The Ladies' Piece: Excalibur Lady of the Lake (RDDBEX1193)
Roger Dubuis pulls from Arthurian mythology for the name Excalibur, and this year the Maison has gone deeper into that story with a piece dedicated to Vivian — the Lady of the Lake, guardian of the sword. In the legend, she is the figure who both grants and reclaims Excalibur. It's a fitting character for a watch that is simultaneously powerful in its jewellery construction and refined in its complications. The case is 36mm in 18K pink gold, set with 48 white round-cut diamonds totalling approximately 0.66 carats around the bezel. The dial has two layers: an azuré-finished silver flange with pink gold-plated hour markers, and a sun-brushed main plate with a mother-of-pearl centre. The movement is the RD830 - automatic, with a 22K pink gold rotor, 48 hours of power reserve, and hour, minute and small seconds display. It's not a complicated movement in the traditional sense, but it carries Côtes de Genève decoration on NAC-coated bridges and 27 jewels across 183 components. The strap is lamb leather with a perlato effect — a textured finish that suits the jewellery ambition of the piece. This is a watch that Roger Dubuis designed as an object of desire first, and a precision instrument second. Both things are true simultaneously.
The Through-Line
What Roger Dubuis presented at Watches & Wonders 2026 is a coherent range spanning from an eight-piece statement piece for collectors of extreme complications, through a pink gold moonphase perpetual for the serious enthusiast, down to a steel biretrograde daily wearer, and across to a diamond-set ladies' piece rooted in mythology.
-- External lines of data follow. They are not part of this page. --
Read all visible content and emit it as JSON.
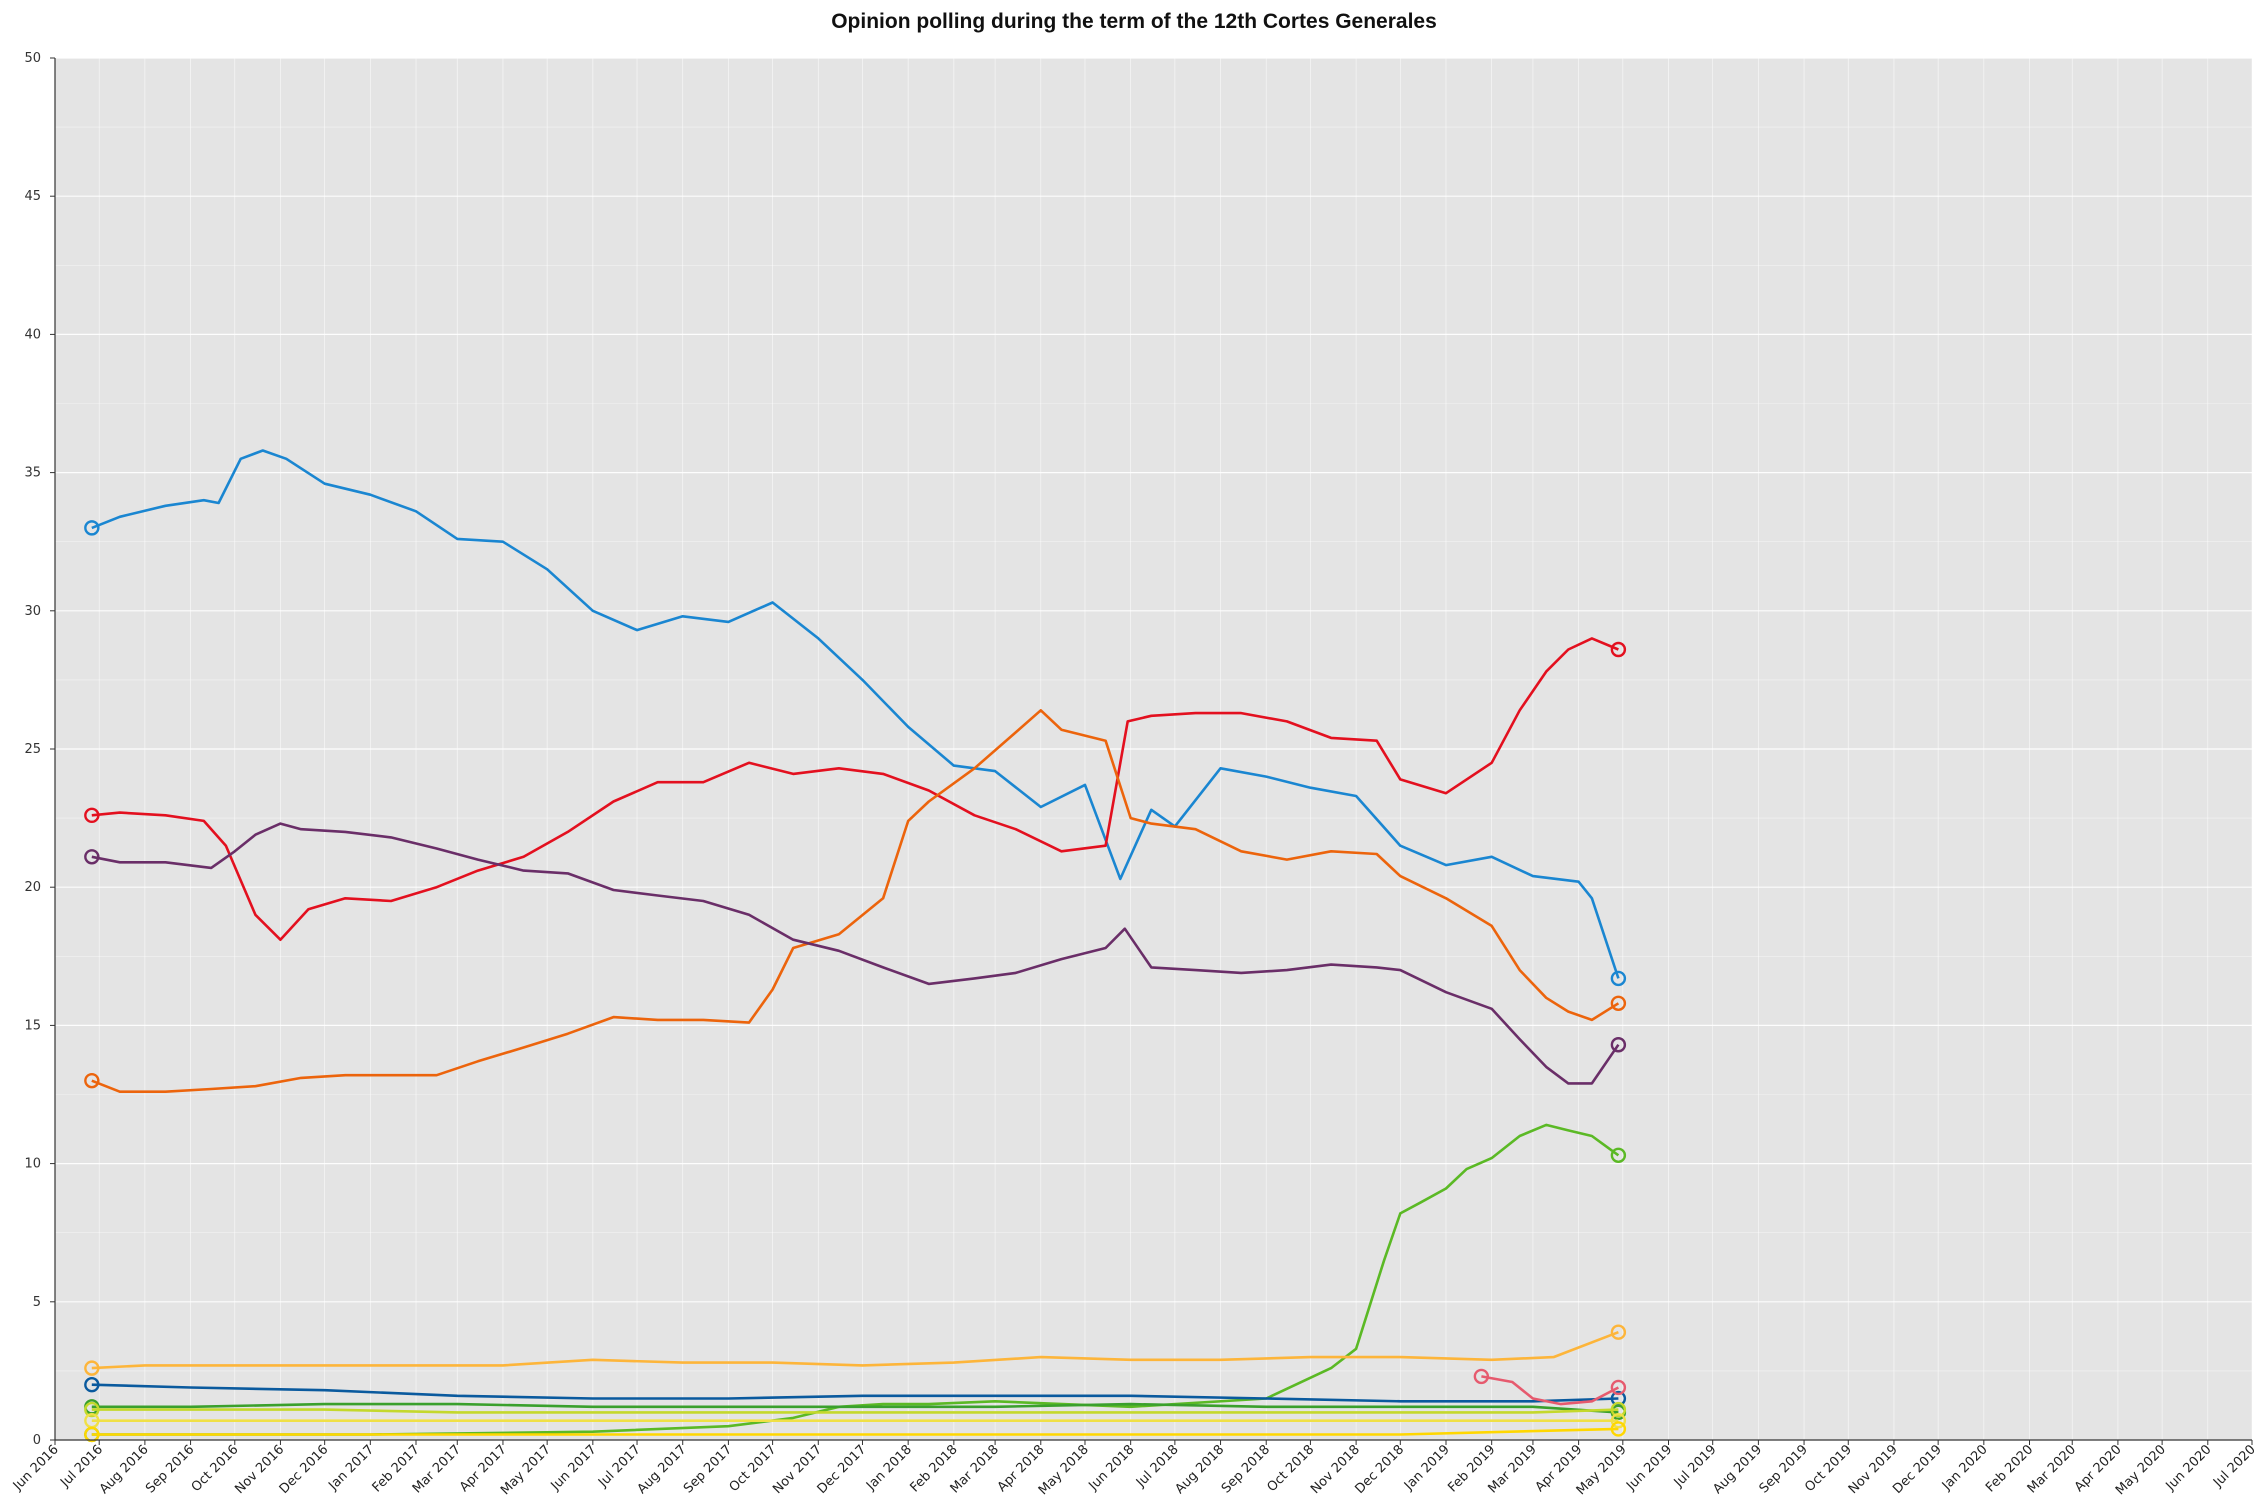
{
  "chart_data": {
    "type": "line",
    "title": "Opinion polling during the term of the 12th Cortes Generales",
    "xlabel": "",
    "ylabel": "",
    "ylim": [
      0,
      50
    ],
    "yticks": [
      0,
      5,
      10,
      15,
      20,
      25,
      30,
      35,
      40,
      45,
      50
    ],
    "xlim": [
      "2016-06-01",
      "2020-07-01"
    ],
    "xticks": [
      "Jun 2016",
      "Jul 2016",
      "Aug 2016",
      "Sep 2016",
      "Oct 2016",
      "Nov 2016",
      "Dec 2016",
      "Jan 2017",
      "Feb 2017",
      "Mar 2017",
      "Apr 2017",
      "May 2017",
      "Jun 2017",
      "Jul 2017",
      "Aug 2017",
      "Sep 2017",
      "Oct 2017",
      "Nov 2017",
      "Dec 2017",
      "Jan 2018",
      "Feb 2018",
      "Mar 2018",
      "Apr 2018",
      "May 2018",
      "Jun 2018",
      "Jul 2018",
      "Aug 2018",
      "Sep 2018",
      "Oct 2018",
      "Nov 2018",
      "Dec 2018",
      "Jan 2019",
      "Feb 2019",
      "Mar 2019",
      "Apr 2019",
      "May 2019",
      "Jun 2019",
      "Jul 2019",
      "Aug 2019",
      "Sep 2019",
      "Oct 2019",
      "Nov 2019",
      "Dec 2019",
      "Jan 2020",
      "Feb 2020",
      "Mar 2020",
      "Apr 2020",
      "May 2020",
      "Jun 2020",
      "Jul 2020"
    ],
    "grid": true,
    "background": "#e4e4e4",
    "series": [
      {
        "color": "#1a86d1",
        "x": [
          "2016-06-26",
          "2016-07-15",
          "2016-08-15",
          "2016-09-10",
          "2016-09-20",
          "2016-10-05",
          "2016-10-20",
          "2016-11-05",
          "2016-12-01",
          "2017-01-01",
          "2017-02-01",
          "2017-03-01",
          "2017-04-01",
          "2017-05-01",
          "2017-06-01",
          "2017-07-01",
          "2017-08-01",
          "2017-09-01",
          "2017-10-01",
          "2017-11-01",
          "2017-12-01",
          "2018-01-01",
          "2018-02-01",
          "2018-03-01",
          "2018-04-01",
          "2018-05-01",
          "2018-05-25",
          "2018-06-15",
          "2018-07-01",
          "2018-08-01",
          "2018-09-01",
          "2018-10-01",
          "2018-11-01",
          "2018-12-01",
          "2019-01-01",
          "2019-02-01",
          "2019-03-01",
          "2019-04-01",
          "2019-04-10",
          "2019-04-28"
        ],
        "y": [
          33.0,
          33.4,
          33.8,
          34.0,
          33.9,
          35.5,
          35.8,
          35.5,
          34.6,
          34.2,
          33.6,
          32.6,
          32.5,
          31.5,
          30.0,
          29.3,
          29.8,
          29.6,
          30.3,
          29.0,
          27.5,
          25.8,
          24.4,
          24.2,
          22.9,
          23.7,
          20.3,
          22.8,
          22.2,
          24.3,
          24.0,
          23.6,
          23.3,
          21.5,
          20.8,
          21.1,
          20.4,
          20.2,
          19.6,
          16.7
        ]
      },
      {
        "color": "#e3101f",
        "x": [
          "2016-06-26",
          "2016-07-15",
          "2016-08-15",
          "2016-09-10",
          "2016-09-25",
          "2016-10-15",
          "2016-11-01",
          "2016-11-20",
          "2016-12-15",
          "2017-01-15",
          "2017-02-15",
          "2017-03-15",
          "2017-04-15",
          "2017-05-15",
          "2017-06-15",
          "2017-07-15",
          "2017-08-15",
          "2017-09-15",
          "2017-10-15",
          "2017-11-15",
          "2017-12-15",
          "2018-01-15",
          "2018-02-15",
          "2018-03-15",
          "2018-04-15",
          "2018-05-15",
          "2018-05-30",
          "2018-06-15",
          "2018-07-15",
          "2018-08-15",
          "2018-09-15",
          "2018-10-15",
          "2018-11-15",
          "2018-12-01",
          "2019-01-01",
          "2019-02-01",
          "2019-02-20",
          "2019-03-10",
          "2019-03-25",
          "2019-04-10",
          "2019-04-28"
        ],
        "y": [
          22.6,
          22.7,
          22.6,
          22.4,
          21.5,
          19.0,
          18.1,
          19.2,
          19.6,
          19.5,
          20.0,
          20.6,
          21.1,
          22.0,
          23.1,
          23.8,
          23.8,
          24.5,
          24.1,
          24.3,
          24.1,
          23.5,
          22.6,
          22.1,
          21.3,
          21.5,
          26.0,
          26.2,
          26.3,
          26.3,
          26.0,
          25.4,
          25.3,
          23.9,
          23.4,
          24.5,
          26.4,
          27.8,
          28.6,
          29.0,
          28.6
        ]
      },
      {
        "color": "#ec640c",
        "x": [
          "2016-06-26",
          "2016-07-15",
          "2016-08-15",
          "2016-09-15",
          "2016-10-15",
          "2016-11-15",
          "2016-12-15",
          "2017-01-15",
          "2017-02-15",
          "2017-03-15",
          "2017-04-15",
          "2017-05-15",
          "2017-06-15",
          "2017-07-15",
          "2017-08-15",
          "2017-09-15",
          "2017-10-01",
          "2017-10-15",
          "2017-11-15",
          "2017-12-15",
          "2018-01-01",
          "2018-01-15",
          "2018-02-15",
          "2018-03-15",
          "2018-04-01",
          "2018-04-15",
          "2018-05-15",
          "2018-06-01",
          "2018-06-15",
          "2018-07-15",
          "2018-08-15",
          "2018-09-15",
          "2018-10-15",
          "2018-11-15",
          "2018-12-01",
          "2019-01-01",
          "2019-02-01",
          "2019-02-20",
          "2019-03-10",
          "2019-03-25",
          "2019-04-10",
          "2019-04-28"
        ],
        "y": [
          13.0,
          12.6,
          12.6,
          12.7,
          12.8,
          13.1,
          13.2,
          13.2,
          13.2,
          13.7,
          14.2,
          14.7,
          15.3,
          15.2,
          15.2,
          15.1,
          16.3,
          17.8,
          18.3,
          19.6,
          22.4,
          23.1,
          24.3,
          25.6,
          26.4,
          25.7,
          25.3,
          22.5,
          22.3,
          22.1,
          21.3,
          21.0,
          21.3,
          21.2,
          20.4,
          19.6,
          18.6,
          17.0,
          16.0,
          15.5,
          15.2,
          15.8
        ]
      },
      {
        "color": "#6a2e68",
        "x": [
          "2016-06-26",
          "2016-07-15",
          "2016-08-15",
          "2016-09-15",
          "2016-10-01",
          "2016-10-15",
          "2016-11-01",
          "2016-11-15",
          "2016-12-15",
          "2017-01-15",
          "2017-02-15",
          "2017-03-15",
          "2017-04-15",
          "2017-05-15",
          "2017-06-15",
          "2017-07-15",
          "2017-08-15",
          "2017-09-15",
          "2017-10-15",
          "2017-11-15",
          "2017-12-15",
          "2018-01-15",
          "2018-02-15",
          "2018-03-15",
          "2018-04-15",
          "2018-05-15",
          "2018-05-28",
          "2018-06-15",
          "2018-07-15",
          "2018-08-15",
          "2018-09-15",
          "2018-10-15",
          "2018-11-15",
          "2018-12-01",
          "2019-01-01",
          "2019-02-01",
          "2019-02-20",
          "2019-03-10",
          "2019-03-25",
          "2019-04-10",
          "2019-04-28"
        ],
        "y": [
          21.1,
          20.9,
          20.9,
          20.7,
          21.3,
          21.9,
          22.3,
          22.1,
          22.0,
          21.8,
          21.4,
          21.0,
          20.6,
          20.5,
          19.9,
          19.7,
          19.5,
          19.0,
          18.1,
          17.7,
          17.1,
          16.5,
          16.7,
          16.9,
          17.4,
          17.8,
          18.5,
          17.1,
          17.0,
          16.9,
          17.0,
          17.2,
          17.1,
          17.0,
          16.2,
          15.6,
          14.5,
          13.5,
          12.9,
          12.9,
          14.3
        ]
      },
      {
        "color": "#5bb925",
        "x": [
          "2016-06-26",
          "2017-01-01",
          "2017-06-01",
          "2017-09-01",
          "2017-10-15",
          "2017-11-15",
          "2017-12-15",
          "2018-01-15",
          "2018-03-01",
          "2018-06-01",
          "2018-09-01",
          "2018-10-15",
          "2018-11-01",
          "2018-11-20",
          "2018-12-01",
          "2018-12-15",
          "2019-01-01",
          "2019-01-15",
          "2019-02-01",
          "2019-02-20",
          "2019-03-10",
          "2019-03-25",
          "2019-04-10",
          "2019-04-28"
        ],
        "y": [
          0.2,
          0.2,
          0.3,
          0.5,
          0.8,
          1.2,
          1.3,
          1.3,
          1.4,
          1.2,
          1.5,
          2.6,
          3.3,
          6.5,
          8.2,
          8.6,
          9.1,
          9.8,
          10.2,
          11.0,
          11.4,
          11.2,
          11.0,
          10.3
        ]
      },
      {
        "color": "#fdb53a",
        "x": [
          "2016-06-26",
          "2016-08-01",
          "2016-10-01",
          "2016-12-01",
          "2017-02-01",
          "2017-04-01",
          "2017-06-01",
          "2017-08-01",
          "2017-10-01",
          "2017-12-01",
          "2018-02-01",
          "2018-04-01",
          "2018-06-01",
          "2018-08-01",
          "2018-10-01",
          "2018-12-01",
          "2019-02-01",
          "2019-03-15",
          "2019-04-28"
        ],
        "y": [
          2.6,
          2.7,
          2.7,
          2.7,
          2.7,
          2.7,
          2.9,
          2.8,
          2.8,
          2.7,
          2.8,
          3.0,
          2.9,
          2.9,
          3.0,
          3.0,
          2.9,
          3.0,
          3.9
        ]
      },
      {
        "color": "#0a5a9e",
        "x": [
          "2016-06-26",
          "2016-09-01",
          "2016-12-01",
          "2017-03-01",
          "2017-06-01",
          "2017-09-01",
          "2017-12-01",
          "2018-03-01",
          "2018-06-01",
          "2018-09-01",
          "2018-12-01",
          "2019-03-01",
          "2019-04-28"
        ],
        "y": [
          2.0,
          1.9,
          1.8,
          1.6,
          1.5,
          1.5,
          1.6,
          1.6,
          1.6,
          1.5,
          1.4,
          1.4,
          1.5
        ]
      },
      {
        "color": "#3aa02c",
        "x": [
          "2016-06-26",
          "2016-09-01",
          "2016-12-01",
          "2017-03-01",
          "2017-06-01",
          "2017-09-01",
          "2017-12-01",
          "2018-03-01",
          "2018-06-01",
          "2018-09-01",
          "2018-12-01",
          "2019-03-01",
          "2019-04-28"
        ],
        "y": [
          1.2,
          1.2,
          1.3,
          1.3,
          1.2,
          1.2,
          1.2,
          1.2,
          1.3,
          1.2,
          1.2,
          1.2,
          1.0
        ]
      },
      {
        "color": "#c4d82c",
        "x": [
          "2016-06-26",
          "2016-09-01",
          "2016-12-01",
          "2017-03-01",
          "2017-06-01",
          "2017-09-01",
          "2017-12-01",
          "2018-03-01",
          "2018-06-01",
          "2018-09-01",
          "2018-12-01",
          "2019-03-01",
          "2019-04-28"
        ],
        "y": [
          1.1,
          1.1,
          1.1,
          1.0,
          1.0,
          1.0,
          1.0,
          1.0,
          1.0,
          1.0,
          1.0,
          1.0,
          1.1
        ]
      },
      {
        "color": "#e65a6e",
        "x": [
          "2019-01-25",
          "2019-02-15",
          "2019-03-01",
          "2019-03-20",
          "2019-04-10",
          "2019-04-28"
        ],
        "y": [
          2.3,
          2.1,
          1.5,
          1.3,
          1.4,
          1.9
        ]
      },
      {
        "color": "#f0e046",
        "x": [
          "2016-06-26",
          "2016-12-01",
          "2017-06-01",
          "2017-12-01",
          "2018-06-01",
          "2018-12-01",
          "2019-04-28"
        ],
        "y": [
          0.7,
          0.7,
          0.7,
          0.7,
          0.7,
          0.7,
          0.7
        ]
      },
      {
        "color": "#ffd700",
        "x": [
          "2016-06-26",
          "2016-12-01",
          "2017-06-01",
          "2017-12-01",
          "2018-06-01",
          "2018-12-01",
          "2019-04-28"
        ],
        "y": [
          0.2,
          0.2,
          0.2,
          0.2,
          0.2,
          0.2,
          0.4
        ]
      }
    ]
  }
}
The sky theme holds all four together - not as decoration, but as a genuine horological argument: that the universe's rhythms are what mechanical watchmaking has always been trying to keep pace with. The Quatuor fights gravity. The perpetual calendar tracks the lunar cycle to within 122 years of accuracy. The steel biretrograde brings celestial blue to an everyday wrist. Mr. Roger Dubuis believed that complexity should feel playful, that high watchmaking should provoke joy rather than intimidate. Looking at this lineup, that philosophy still runs the place.